Kaisar Ling Mou secara pribadi mengundang Reinar dan seluruh istrinya untuk datang di acara penjamuan besar di aula Istananya. Di penjamuan kali ini Kaisar Ling Mou mengumpulkan seluruh orang berpengaruh di Kekaisarannya, termasuk para penguasa kota yang ada di wilayah Kekaisaran Ling.


Reinar dan kesembilan istrinya datang di saat seluruh tamu undangan telah datang. Kaisar Ling Mou segera menyambut kedatangan Reinar dan mengarahkan Reinar dan kesembilan istrinya ke tempat khusus yang sengaja di persiapkan utuk mereka.


Setelah Reinar dan kesembilan istrinya duduk, banyak tuan muda dari kota-kota besar yang mencuri pandang kearah para istri Reinar, bahkan ada beberapa tuan muda yang terang-terangan menatap keindahan tubuh para istri Reinar.


Mereka sangat iri dengan Reinar yang berhasil memiliki sembilan keindahan yang sulit mencari tandingannya. Beberapa tuan muda mulai menyusun rencana, dan jelas mereka berniat mengambil salah para istri Reinar untuk menjadi milik mereka. Tapi sayangnya tuan muda dari kota-kota besar itu tak tahu sedang berurusan dengan siapa. Seandainya mereka tahu, mungkin mereka saat ini tak akan ada yang berani melirik ke arah istri-istri Reinar.


Jamuan makan dimulai dengan meriah dan lancar, namun di tengah jamuan makan tiba-tiba lima pemuda mendekati meja Reinar dengan niat ingin mempermalukan Reinar.


“Aku ingi bertanya, teknik apa yang kamu gunakan untuk mengikat para wanita itu sampai mereka mau menjadi istri pria jelek seperti mu?...” Kata salah satu pemuda yang berdiri di depan Reinar.


Reinar menghela nafas kesal di balik topeng yang dia gunakan. “Pergilah, aku tahu apa yang ada di pikiran kalian...”


“Jangan mengalihkan pembicaraan, dan lebih baik kamu menjawab pertanyaan kami dengan kejujuran...”


Reinar mengacuhkan lima pemuda yang ada di depan tempatnya, dan dia lebih menikmati waktu bersama dengan para istrinya.


“Kamu pura-pura tuli atau tak bisa menjawab pertanyaan ku?... Kalau kau menggunakan teknik terlarang untuk menjerat kesembilan wanita si sisimu, lebih baik kamu segera mencabut teknik mu dan membiarkan mereka pergi bersama kami.
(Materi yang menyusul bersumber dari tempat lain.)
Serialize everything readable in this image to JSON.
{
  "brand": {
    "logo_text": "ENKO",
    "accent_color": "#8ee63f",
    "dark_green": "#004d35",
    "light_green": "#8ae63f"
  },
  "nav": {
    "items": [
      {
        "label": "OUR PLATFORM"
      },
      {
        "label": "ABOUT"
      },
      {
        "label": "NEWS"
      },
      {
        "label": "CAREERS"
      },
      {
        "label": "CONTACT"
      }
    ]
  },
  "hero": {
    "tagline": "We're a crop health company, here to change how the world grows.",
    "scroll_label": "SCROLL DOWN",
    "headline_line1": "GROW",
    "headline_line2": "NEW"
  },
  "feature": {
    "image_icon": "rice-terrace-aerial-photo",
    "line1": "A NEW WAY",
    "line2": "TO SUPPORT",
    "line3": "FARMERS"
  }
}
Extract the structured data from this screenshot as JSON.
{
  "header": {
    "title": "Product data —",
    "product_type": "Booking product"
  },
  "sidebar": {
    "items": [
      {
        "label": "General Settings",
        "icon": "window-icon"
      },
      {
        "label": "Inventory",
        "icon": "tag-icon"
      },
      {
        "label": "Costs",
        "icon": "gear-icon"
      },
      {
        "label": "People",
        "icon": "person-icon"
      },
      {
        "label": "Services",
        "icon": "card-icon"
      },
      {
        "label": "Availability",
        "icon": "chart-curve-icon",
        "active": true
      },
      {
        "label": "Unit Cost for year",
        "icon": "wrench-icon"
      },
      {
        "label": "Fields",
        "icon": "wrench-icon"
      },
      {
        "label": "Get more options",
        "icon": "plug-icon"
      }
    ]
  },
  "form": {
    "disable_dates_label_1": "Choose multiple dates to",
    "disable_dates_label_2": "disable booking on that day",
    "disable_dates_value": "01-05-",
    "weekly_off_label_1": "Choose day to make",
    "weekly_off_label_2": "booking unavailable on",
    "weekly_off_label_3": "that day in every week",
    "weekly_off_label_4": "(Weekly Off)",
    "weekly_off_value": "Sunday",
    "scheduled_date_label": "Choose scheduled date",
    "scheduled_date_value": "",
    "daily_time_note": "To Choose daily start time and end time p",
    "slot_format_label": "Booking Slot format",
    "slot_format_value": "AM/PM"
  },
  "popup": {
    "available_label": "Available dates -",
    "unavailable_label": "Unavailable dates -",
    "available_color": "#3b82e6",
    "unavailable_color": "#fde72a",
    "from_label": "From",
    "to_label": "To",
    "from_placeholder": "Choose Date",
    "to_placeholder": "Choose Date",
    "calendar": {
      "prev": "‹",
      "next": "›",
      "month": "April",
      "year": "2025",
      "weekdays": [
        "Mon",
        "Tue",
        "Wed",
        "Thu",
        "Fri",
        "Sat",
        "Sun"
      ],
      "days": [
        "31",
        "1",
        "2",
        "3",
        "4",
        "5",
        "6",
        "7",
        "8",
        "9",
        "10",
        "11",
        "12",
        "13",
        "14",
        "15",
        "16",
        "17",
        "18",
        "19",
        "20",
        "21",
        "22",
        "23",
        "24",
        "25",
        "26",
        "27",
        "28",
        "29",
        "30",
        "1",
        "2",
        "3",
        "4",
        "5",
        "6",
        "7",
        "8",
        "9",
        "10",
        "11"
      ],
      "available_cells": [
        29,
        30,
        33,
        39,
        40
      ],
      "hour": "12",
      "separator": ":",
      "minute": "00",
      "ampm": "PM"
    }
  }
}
Di lihat dari manapun, mereka lebih cocok bersama kami daripada bersama pria jelek seperti mu...”


Reinar tersenyum sinis di balik topengnya, lalu dia kembali mengacuhkan keberadaan lima pemuda yang semakin kesal melihat tingkah Reinar.


Braak...


Pemuda yang terus menerus bertanya pada Reinar menggebrak meja yang berada tepat di depan Reinar, dan dia membuat segelas cangkir teh jatuh dan membasahi pakaian yang digunakan Reinar.


Acara penjamuan yang meriah seketika menjadi hening setelah terdengar gebrakan meja dari satu arah.


“Pemuda sialan, biarpun kamu tamu penting Kaisar Ling Mou, seharusnya kamu menghormati ku, bagaimanapun juga aku adalah putra dari salah satu penguasa kota di wilayah Kekaisaran Ling...” Teriak pemuda di depan Reinar.


Semua orang tahu siapa pemuda itu, tapi mereka yang tahu siapa Reinar, mereka hanya bisa kasihan akan nasib kelima pemuda yang mengganggu Reinar dan para istrinya.


“Apa mereka sudah bosan hidup?...” Bisik Ling Zhe yang duduk bersebelahan dengan kakaknya, Ling Feng.


“Mereka hanya mencari kesengsaraan...” Balas Ling Feng sambil menikmati arak yang tersaji di atas mejanya.


Reinar benar-benar acuh, dia sama sekali tidak mempedulikan apa yang terjadi di sekitarnya, tapi karena pakaiannya basah, dia mengajak semua istrinya untuk kembali ke kediaman khusus yang mereka miliki.


Baru juga Reinar ingin pergi, seseorang dengan begitu berani mendekati Luna dan ingin memegang tangannya.


“Aku sudah cukup sabar dengan kalian...” Kata Reinar begitu lirih tapi semua orang dapat mendengarnya karena Reinar menggunakan Qi untuk memperjelas suara yang keluar dari mulutnya.


Bersama dengan terdengarnya suara Reinar, pemuda yang ingin memegang tangan Luna tiba-tiba mati dengan tubuh terpotong menjadi ribuan potongan kecil.


“Kaisar Ling Mou, tolong didik bawahan mu agar tidak mengganggu kesenangan orang lain.. ” Kata Reinar dengan suara tegas dan setelahnya dia beserta para istrinya menghilang dari aula Istana Kekaisaran Ling.


Kaisar Ling Mou menggelengkan kepalanya dan dia benar-benar kecewa dengan kebodohan beberapa bawahannya. “Jika kalian tak ingin menjadi daging giling, lebih baik kalian menjaga sikap di depan keponakan ku. Jujur saja, sekalipun dia membunuh kalian yang ada di sini, aku tak bisa melakukan apa-apa padanya. Dia kuat, bahkan seluruh kekuatan Kekaisaran Ling akan musnah jika berurusan dengannya...” Kata Kaisar Ling Mou yang seketika membuat para tuan muda segera membuang jauh-jauh niatan mereka untuk merebut salah satu istri Reinar.


Apalagi setelah mereka melihat potongan tubuh seorang tuan muda yang berasal dari salah satu keluarga bangsawan, mereka akan tak lagi akan membuat masalah di hadapan Reinar.


***


Bersambung...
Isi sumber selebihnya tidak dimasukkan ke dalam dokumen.